There are a number of tests that may be applied to the alignments, controlled by command line arguments. Please note carefully how the test is performed and whether your desired outcome should be the pass or fail outcome. When multiple tests are indicated, they are combined using a logical AND operation.
The input and output files are BAM files as described by the Samtools project (http://samtools.sourceforge.net).
EXAMPLES
Here are a few examples of how to use filters.

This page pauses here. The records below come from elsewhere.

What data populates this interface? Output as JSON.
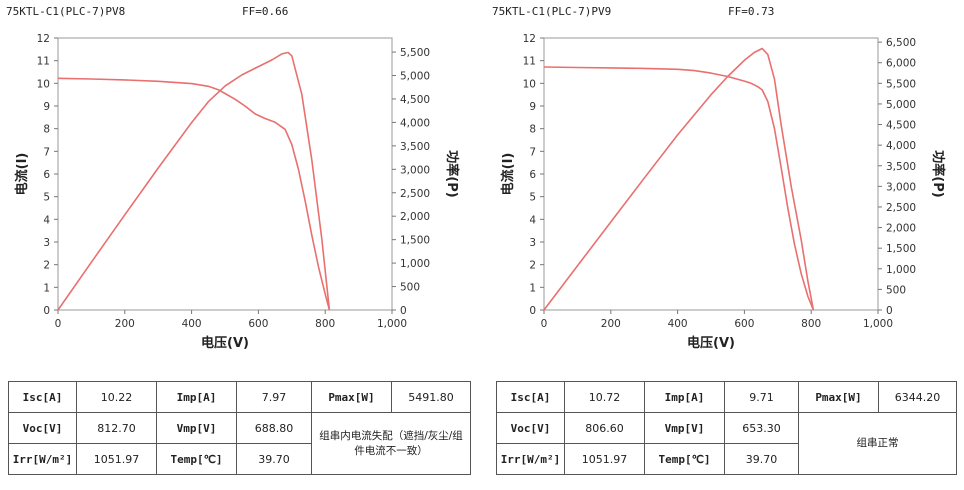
{
  "panels": [
    {
      "name": "75KTL-C1(PLC-7)PV8",
      "ff": "FF=0.66",
      "table": {
        "isc_label": "Isc[A]",
        "isc": "10.22",
        "imp_label": "Imp[A]",
        "imp": "7.97",
        "pmax_label": "Pmax[W]",
        "pmax": "5491.80",
        "voc_label": "Voc[V]",
        "voc": "812.70",
        "vmp_label": "Vmp[V]",
        "vmp": "688.80",
        "irr_label": "Irr[W/m²]",
        "irr": "1051.97",
        "temp_label": "Temp[℃]",
        "temp": "39.70",
        "status": "组串内电流失配（遮挡/灰尘/组件电流不一致）"
      }
    },
    {
      "name": "75KTL-C1(PLC-7)PV9",
      "ff": "FF=0.73",
      "table": {
        "isc_label": "Isc[A]",
        "isc": "10.72",
        "imp_label": "Imp[A]",
        "imp": "9.71",
        "pmax_label": "Pmax[W]",
        "pmax": "6344.20",
        "voc_label": "Voc[V]",
        "voc": "806.60",
        "vmp_label": "Vmp[V]",
        "vmp": "653.30",
        "irr_label": "Irr[W/m²]",
        "irr": "1051.97",
        "temp_label": "Temp[℃]",
        "temp": "39.70",
        "status": "组串正常"
      }
    }
  ],
  "chart_data": [
    {
      "type": "line",
      "xlabel": "电压(V)",
      "ylabel": "电流(I)",
      "y2label": "功率(P)",
      "xlim": [
        0,
        1000
      ],
      "ylim": [
        0,
        12
      ],
      "y2lim": [
        0,
        5800
      ],
      "xticks": [
        "0",
        "200",
        "400",
        "600",
        "800",
        "1,000"
      ],
      "yticks": [
        "0",
        "1",
        "2",
        "3",
        "4",
        "5",
        "6",
        "7",
        "8",
        "9",
        "10",
        "11",
        "12"
      ],
      "y2ticks": [
        "0",
        "500",
        "1,000",
        "1,500",
        "2,000",
        "2,500",
        "3,000",
        "3,500",
        "4,000",
        "4,500",
        "5,000",
        "5,500"
      ],
      "line_color": "#e8706f",
      "grid": false,
      "series": [
        {
          "axis": "left",
          "x": [
            0,
            100,
            200,
            300,
            400,
            450,
            480,
            500,
            530,
            560,
            590,
            620,
            650,
            680,
            700,
            720,
            740,
            760,
            780,
            800,
            812.7
          ],
          "y": [
            10.22,
            10.19,
            10.15,
            10.09,
            9.99,
            9.87,
            9.72,
            9.55,
            9.3,
            9.0,
            8.65,
            8.45,
            8.28,
            7.97,
            7.3,
            6.2,
            4.8,
            3.3,
            1.9,
            0.7,
            0
          ]
        },
        {
          "axis": "right",
          "x": [
            0,
            100,
            200,
            300,
            400,
            450,
            500,
            550,
            600,
            640,
            670,
            688.8,
            700,
            730,
            760,
            790,
            812.7
          ],
          "y": [
            0,
            1019,
            2030,
            3027,
            3996,
            4442,
            4775,
            5010,
            5190,
            5330,
            5460,
            5491.8,
            5420,
            4600,
            3200,
            1500,
            0
          ]
        }
      ]
    },
    {
      "type": "line",
      "xlabel": "电压(V)",
      "ylabel": "电流(I)",
      "y2label": "功率(P)",
      "xlim": [
        0,
        1000
      ],
      "ylim": [
        0,
        12
      ],
      "y2lim": [
        0,
        6600
      ],
      "xticks": [
        "0",
        "200",
        "400",
        "600",
        "800",
        "1,000"
      ],
      "yticks": [
        "0",
        "1",
        "2",
        "3",
        "4",
        "5",
        "6",
        "7",
        "8",
        "9",
        "10",
        "11",
        "12"
      ],
      "y2ticks": [
        "0",
        "500",
        "1,000",
        "1,500",
        "2,000",
        "2,500",
        "3,000",
        "3,500",
        "4,000",
        "4,500",
        "5,000",
        "5,500",
        "6,000",
        "6,500"
      ],
      "line_color": "#e8706f",
      "grid": false,
      "series": [
        {
          "axis": "left",
          "x": [
            0,
            100,
            200,
            300,
            400,
            450,
            500,
            550,
            600,
            620,
            640,
            653.3,
            670,
            690,
            710,
            730,
            750,
            770,
            790,
            806.6
          ],
          "y": [
            10.72,
            10.7,
            10.68,
            10.66,
            10.62,
            10.56,
            10.45,
            10.3,
            10.1,
            10.0,
            9.85,
            9.71,
            9.2,
            8.0,
            6.3,
            4.5,
            2.9,
            1.6,
            0.6,
            0
          ]
        },
        {
          "axis": "right",
          "x": [
            0,
            100,
            200,
            300,
            400,
            500,
            550,
            600,
            630,
            653.3,
            670,
            690,
            710,
            740,
            770,
            790,
            806.6
          ],
          "y": [
            0,
            1070,
            2136,
            3198,
            4248,
            5225,
            5665,
            6060,
            6250,
            6344.2,
            6200,
            5600,
            4500,
            3000,
            1700,
            700,
            0
          ]
        }
      ]
    }
  ]
}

- Alignments that may indicate a SNP
-
SNPs could be either a mismatch, insertion, or deletion
filter_bam.pl --mismatch --indel --in file.bam
- RNASeq alignments that could span an intron
-
filter_bam.pl --gap --in file.bam
- MNase digested DNA
-
Chromatin may be digested using MNase, which cuts blunt ends between [AT][AT] dinucleotides. To increase the likelihood that sequences were derived from MNase digestion, filter for an [AT] nucleotide at the first position.
filter_bam.pl --seq 1:AT --in file.bam
- Alignments indicating chromosomal rearrangement
-
Paired-end sequencing of genomic DNA where two ends map to separate chromosomes or not in a proper forward-reverse arrangement may suggest a chromosomal rearrangement. In this case, we want those alignments that fail the test.
filter_bam.pl --nopass --fail --mproper --out non_properly_paired --in file.bam filter_bam.pl --nopass --fail --mseqid --out translocations --in file.bam
AUTHOR
Timothy J. Parnell, PhD
Dept of Oncological Sciences
Huntsman Cancer Institute
University of Utah
Salt Lake City, UT, 84112
This package is free software; you can redistribute it and/or modify it under the terms of the GPL (either version 1, or at your option, any later version) or the Artistic License 2.0.